‘One Cisco’ Platform Approach Tackles Portfolio Complexity
Cisco’s platform approach to unify its portfolio isn’t lost on channel partners, and it’s starting to resonate with customers as well, says David Harper, CRO of Cisco partner iT1.
Sometimes being the giant of your market with a portfolio sized to match carries its own set of pitfalls.
Cisco Systems for years has struggled under the weight of its own broad portfolio, according to Jeetu Patel, the company’s president and chief product officer.
The complexity of the offering, even just three years ago, was very hard for people to digest, he said.
“The breadth of the portfolio, which should have been our biggest asset, had actually become a liability. Why was it a liability? Because it was too complicated to understand. We were looking at this in a very siloed manner. We were like a holding company with a bunch of acquisitions,” Patel told CRN.
Even internally, those within Cisco were focused on their own silos. But after going through a complex business and executive leadership transformation in recent years, the San Jose, Calif.-based company’s largest advantage now is the breadth of the portfolio it brings to the table, he said.

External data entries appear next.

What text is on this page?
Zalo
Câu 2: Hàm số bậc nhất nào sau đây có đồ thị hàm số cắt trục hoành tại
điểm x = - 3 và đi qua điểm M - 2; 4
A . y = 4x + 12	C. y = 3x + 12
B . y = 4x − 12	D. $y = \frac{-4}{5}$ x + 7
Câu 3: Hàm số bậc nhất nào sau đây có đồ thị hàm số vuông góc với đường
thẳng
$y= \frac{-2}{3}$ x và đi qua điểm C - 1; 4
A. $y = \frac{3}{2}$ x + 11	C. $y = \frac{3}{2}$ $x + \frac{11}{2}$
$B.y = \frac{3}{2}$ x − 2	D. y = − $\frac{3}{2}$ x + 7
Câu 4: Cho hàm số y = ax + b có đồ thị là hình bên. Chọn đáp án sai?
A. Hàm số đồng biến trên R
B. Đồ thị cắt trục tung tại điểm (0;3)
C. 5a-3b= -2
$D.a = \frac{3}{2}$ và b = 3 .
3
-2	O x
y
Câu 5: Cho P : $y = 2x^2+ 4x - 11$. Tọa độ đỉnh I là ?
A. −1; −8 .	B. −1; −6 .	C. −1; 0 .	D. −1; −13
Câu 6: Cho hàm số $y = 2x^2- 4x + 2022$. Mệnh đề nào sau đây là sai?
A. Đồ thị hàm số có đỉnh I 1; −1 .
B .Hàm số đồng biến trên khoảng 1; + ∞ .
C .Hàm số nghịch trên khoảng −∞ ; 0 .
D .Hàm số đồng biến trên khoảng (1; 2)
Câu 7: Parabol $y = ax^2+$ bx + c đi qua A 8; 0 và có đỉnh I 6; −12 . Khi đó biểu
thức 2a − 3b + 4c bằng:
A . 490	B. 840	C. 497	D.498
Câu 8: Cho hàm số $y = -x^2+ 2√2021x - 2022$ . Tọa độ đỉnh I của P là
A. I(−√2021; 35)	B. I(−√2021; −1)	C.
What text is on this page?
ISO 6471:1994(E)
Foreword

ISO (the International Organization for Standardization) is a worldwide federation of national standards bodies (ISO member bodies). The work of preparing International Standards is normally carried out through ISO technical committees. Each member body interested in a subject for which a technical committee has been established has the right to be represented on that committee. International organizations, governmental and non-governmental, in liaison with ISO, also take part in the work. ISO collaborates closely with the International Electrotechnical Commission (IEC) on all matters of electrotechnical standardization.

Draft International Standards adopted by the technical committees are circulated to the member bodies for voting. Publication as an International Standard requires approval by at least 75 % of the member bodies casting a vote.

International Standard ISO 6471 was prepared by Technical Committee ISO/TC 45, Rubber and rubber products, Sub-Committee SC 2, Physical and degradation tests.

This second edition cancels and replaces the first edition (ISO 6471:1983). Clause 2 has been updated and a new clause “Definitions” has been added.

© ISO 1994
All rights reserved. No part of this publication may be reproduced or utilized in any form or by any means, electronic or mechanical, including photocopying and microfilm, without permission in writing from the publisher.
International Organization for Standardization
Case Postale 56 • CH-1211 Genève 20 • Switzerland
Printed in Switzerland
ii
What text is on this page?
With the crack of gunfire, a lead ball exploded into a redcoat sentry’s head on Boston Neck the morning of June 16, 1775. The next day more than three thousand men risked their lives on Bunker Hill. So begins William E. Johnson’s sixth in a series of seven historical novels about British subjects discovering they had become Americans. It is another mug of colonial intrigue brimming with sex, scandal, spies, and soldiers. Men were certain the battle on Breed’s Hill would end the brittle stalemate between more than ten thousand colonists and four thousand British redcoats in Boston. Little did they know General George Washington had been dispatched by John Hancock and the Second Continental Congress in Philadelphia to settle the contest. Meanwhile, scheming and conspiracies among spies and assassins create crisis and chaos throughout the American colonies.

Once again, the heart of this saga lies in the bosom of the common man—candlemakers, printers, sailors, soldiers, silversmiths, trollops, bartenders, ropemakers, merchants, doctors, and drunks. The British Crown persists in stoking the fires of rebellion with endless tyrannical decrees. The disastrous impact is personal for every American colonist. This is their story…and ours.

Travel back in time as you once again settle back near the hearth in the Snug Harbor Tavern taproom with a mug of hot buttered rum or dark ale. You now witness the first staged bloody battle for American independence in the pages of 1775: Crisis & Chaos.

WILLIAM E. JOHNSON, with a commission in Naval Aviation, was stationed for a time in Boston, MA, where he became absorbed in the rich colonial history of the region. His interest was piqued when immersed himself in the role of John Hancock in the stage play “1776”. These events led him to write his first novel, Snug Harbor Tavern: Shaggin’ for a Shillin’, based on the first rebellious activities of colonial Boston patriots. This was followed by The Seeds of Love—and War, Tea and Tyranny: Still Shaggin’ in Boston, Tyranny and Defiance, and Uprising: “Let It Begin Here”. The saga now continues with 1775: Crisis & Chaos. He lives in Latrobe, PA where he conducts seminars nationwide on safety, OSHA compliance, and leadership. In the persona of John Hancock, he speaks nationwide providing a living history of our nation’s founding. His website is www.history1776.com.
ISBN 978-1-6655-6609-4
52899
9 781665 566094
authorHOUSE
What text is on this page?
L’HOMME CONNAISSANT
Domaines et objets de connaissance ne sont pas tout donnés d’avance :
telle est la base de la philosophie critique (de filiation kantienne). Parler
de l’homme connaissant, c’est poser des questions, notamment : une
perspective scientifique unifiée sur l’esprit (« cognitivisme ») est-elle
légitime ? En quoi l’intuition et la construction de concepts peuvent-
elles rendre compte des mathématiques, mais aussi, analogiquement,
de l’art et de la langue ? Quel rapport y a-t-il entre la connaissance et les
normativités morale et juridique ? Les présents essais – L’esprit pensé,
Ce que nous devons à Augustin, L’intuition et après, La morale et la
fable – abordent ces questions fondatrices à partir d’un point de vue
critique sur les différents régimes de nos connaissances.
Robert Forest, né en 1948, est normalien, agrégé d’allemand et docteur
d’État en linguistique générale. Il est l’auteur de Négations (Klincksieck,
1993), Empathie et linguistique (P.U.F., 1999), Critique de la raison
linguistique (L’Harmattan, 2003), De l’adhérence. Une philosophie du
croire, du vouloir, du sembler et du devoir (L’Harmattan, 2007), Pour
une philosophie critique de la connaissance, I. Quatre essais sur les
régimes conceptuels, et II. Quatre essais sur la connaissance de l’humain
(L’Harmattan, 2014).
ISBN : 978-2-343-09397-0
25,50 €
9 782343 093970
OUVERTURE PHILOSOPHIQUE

“There’s no one else who can bring the network completely together with security and the data platform tied together and have observability around it, where we make our own silicon. Everything from silicon to the applications, from the physics to the semantics, we’ve actually built out everything, and everything integrates well together. It’s done in one unified platform, a common management plane,” he said. “In my mind, that’s a meaningful differentiation, but I think it [was] a hard one for people to fully grasp until it got done.”
It's what the company refers to as the “One Cisco” story.
Cisco in 2025 unveiled some major leadership changes. To start, former Splunk CEO and Cisco President of Go To Market Gary Steele left the company about a year after the close of the $28 billion Splunk acquisition to join drone and defense technology upstart Shield AI in April. Filling his shoes was Oliver Tuszik, Cisco’s beloved former global channel chief and EMEA president, who stepped into the executive leadership team as executive vice president of global sales and chief sales officer that same month. Patel, for his part, was promoted to chief product officer in August 2024 after leading the company’s security and collaboration businesses for four years prior. In May, the executive added the role of president to his title, further cementing Cisco’s commitment to a unified platform approach to the market.
The “One Cisco” story and the company’s platform approach to unify its portfolio under Patel’s leadership isn’t lost on channel partners, and it’s starting to resonate with customers as well, said David Harper, CRO of Tempe, Ariz.-based solution provider and Cisco partner iT1.
“From a Cisco perspective, really trying to wrap everything underneath an umbrella with an enterprise agreement to be able to manage the entire Cisco stack in the organization, [customers] are seeing that as well from not only what Cisco is presenting, but the value-add that iT1 and our Cisco practice that we can bring to the table,” he said.
The soon-to-launch Cisco 360 program, partners told CRN, will further fuel Cisco’s newfound platform approach.
Cisco’s partner program has served the company well for more than two decades, but the competitive landscape has changed with Network-as-a-Service startups entering the fray that are offering more margin to partners, said Steve Wylie, vice president and general manager, Northeast, for Irvine, Calif.-based Cisco partner Trace3.
“The reality is that partners need to accept change, but also these smaller companies are not the platform player that Cisco is,” Wylie said. “Cisco needs this new program in part to counteract what these smaller [companies] are doing.”
Some of the most successful Cisco partners follow the same pattern: They sell a solution that brings together their unique capabilities with the strength of the Cisco portfolio rather than selling point products, said Cisco’s Tuszik during a keynote address at Cisco Partner Summit 2025.
To support future IT and AI requirements, enterprises need to modernize their infrastructure. It’s creating “huge” opportunities that Cisco and its partners can’t afford to leave on the table, Tuszik said.
Cisco 360, Tuszik said, has been designed with the tech giant’s platform in mind to help its partners capture these opportunities.
“Let’s be clear. Our focus is not on selling products. It’s on delivering outcomes and value. When we show up as One Cisco, we bring together the full power of our portfolio and services [and] ensure it all performs from the first day,” he said at the event. “That’s where your partnership is critical.”